Box-cutting Thoughts On Lection Texts

Idolatry is a big thing today. I visited Edmonton, Canada a few years back. They have this big silver thing in the middle of town. It’s a reproduction of the Stanley Cup that their hockey team has won a few times. Pittsburgh gets one of them things every once and a while. We try not to make an idol of it. How are we doing?

Ever since Mohamed Ali people have been saying, “I’m the greatest.” Most have been less deserving than Mr. Ali. You may have someone over you at your workplace who thinks that they are the greatest — it has a way of making them a lousy boss. Many people today work for a business that wants them to idolize the company — that is — to sacrifice your thoughts and your family time for its ends. No job should do that.

There are people both commoners and politicians today, who are making an idol out of their political party. They believe that any end that advances their agenda can be justified — whether it means gerrymandering voting districts, or spreading rumors about an opposing candidate, or giving their unqualified relatives and friends a position in office, ahead of those who know something about governing. Political crap and idolatry is ruining American democracy. If we want them to stop it, we best start calling it what it is, idolatry.

Face it, though, from the moment we are born, we are encouraged to worship false idols. As a child, I was taught that people who had lighter skin were superior — I had to unlearn, with great embarrassment and difficulty — the idolatry of racism.
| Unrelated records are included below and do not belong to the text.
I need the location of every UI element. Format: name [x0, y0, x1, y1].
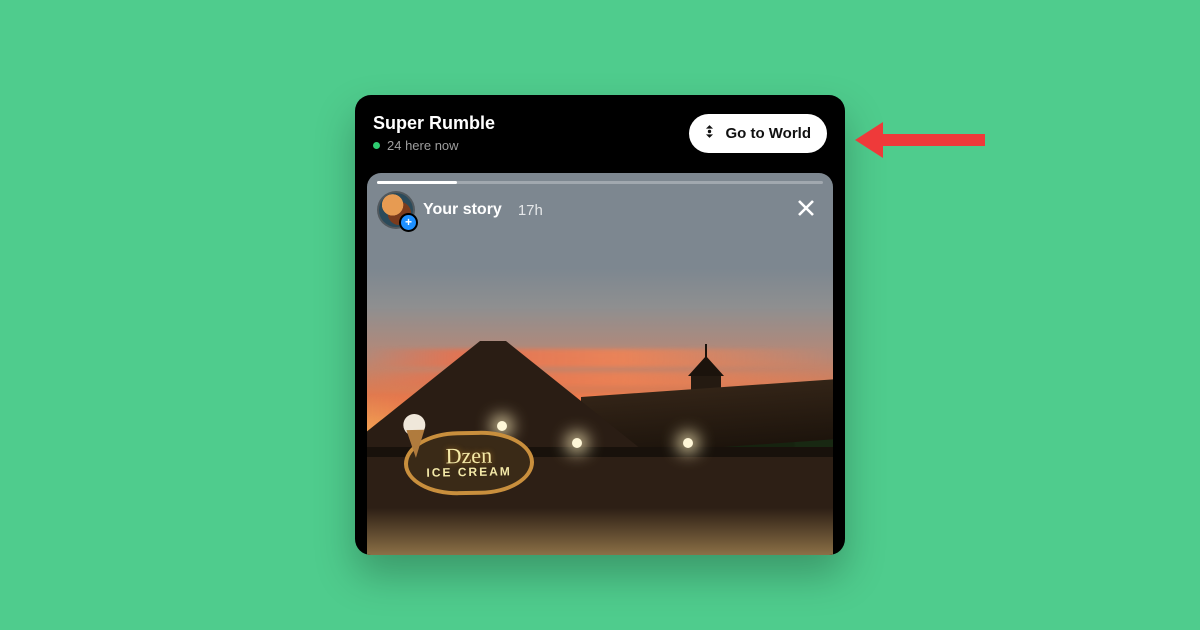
- story-card: Super Rumble 24 here now Go to World: [355, 95, 845, 555]
- world-title: Super Rumble: [373, 113, 495, 134]
- online-dot-icon: [373, 142, 380, 149]
- annotation-arrow-icon: [855, 122, 985, 158]
- close-icon: [794, 196, 818, 225]
- story-timestamp: 17h: [518, 202, 543, 219]
- story-progress-bar: [377, 181, 823, 184]
- world-header-info: Super Rumble 24 here now: [373, 113, 495, 153]
- go-to-world-button[interactable]: Go to World: [689, 114, 827, 153]
- storefront-sign: Dzen ICE CREAM: [404, 430, 535, 496]
- sign-line-2: ICE CREAM: [427, 464, 513, 479]
- close-button[interactable]: [791, 195, 821, 225]
- sign-line-1: Dzen: [446, 447, 493, 465]
- avatar[interactable]: [379, 193, 413, 227]
- story-image: Dzen ICE CREAM: [367, 173, 833, 555]
- presence-status: 24 here now: [373, 138, 495, 153]
- world-icon: [701, 123, 718, 144]
- story-header: Your story 17h: [379, 193, 821, 227]
- go-to-world-label: Go to World: [725, 125, 811, 142]
- world-header: Super Rumble 24 here now Go to World: [355, 95, 845, 167]
- story-owner-label: Your story: [423, 201, 502, 219]
- presence-count: 24 here now: [387, 138, 459, 153]
- story-viewport[interactable]: Dzen ICE CREAM Your story 17h: [367, 173, 833, 555]
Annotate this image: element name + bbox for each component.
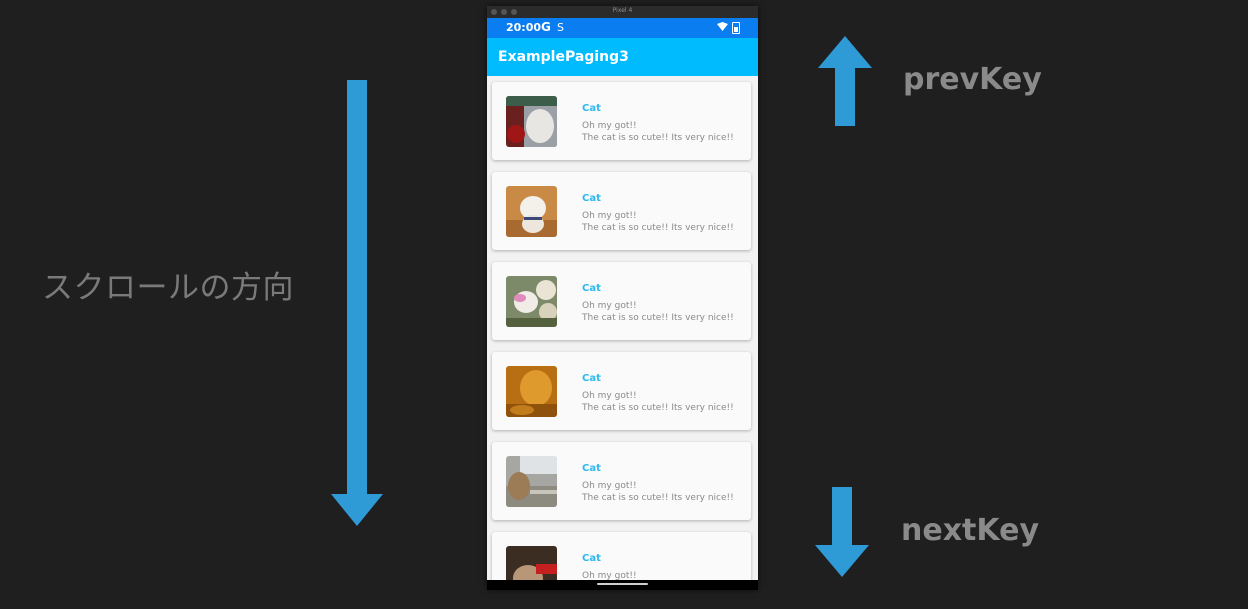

Some of us were led to the false idols of alcoholism and drugs. Some of us took on compulsive addictions like pornography and endless hours of computer gaming.

Paul writes in I Corinthians 12:2:

You know that when you were pagans, somehow or other you were influenced and led astray to mute idols.

In Chapters 11, 12, and 13 of I Corinthians, Paul speaks about the role the Holy Spirit plays in the Church. While the 11th chapter doesn’t specifically mention the Spirit, Paul is concerned there about worship and he assumes that there is an ordering spirit that keeps what we do on track. Similarly, in the 13th chapter of I Corinthians, Paul famously talks about Love. He is assuming, however, that there is a spirit within us that teaches us how to love. The Holy Spirit is real. In the 12th chapter, Paul speaks about three things that the Holy Spirit does in the life of every believer.

First, it guides our lives away from dumb idols. We must learn to test every spirit of this age against the true and Holy Spirit of God.

Second, it helps us to grow in our relationship with Jesus. As Paul says in verse three, “No one can say that Jesus is Lord except by the Holy Spirit.”

Third, the Holy Spirit gifts each of us with special talents and spiritual capabilities. We are led by the spirit to use our gifts with others.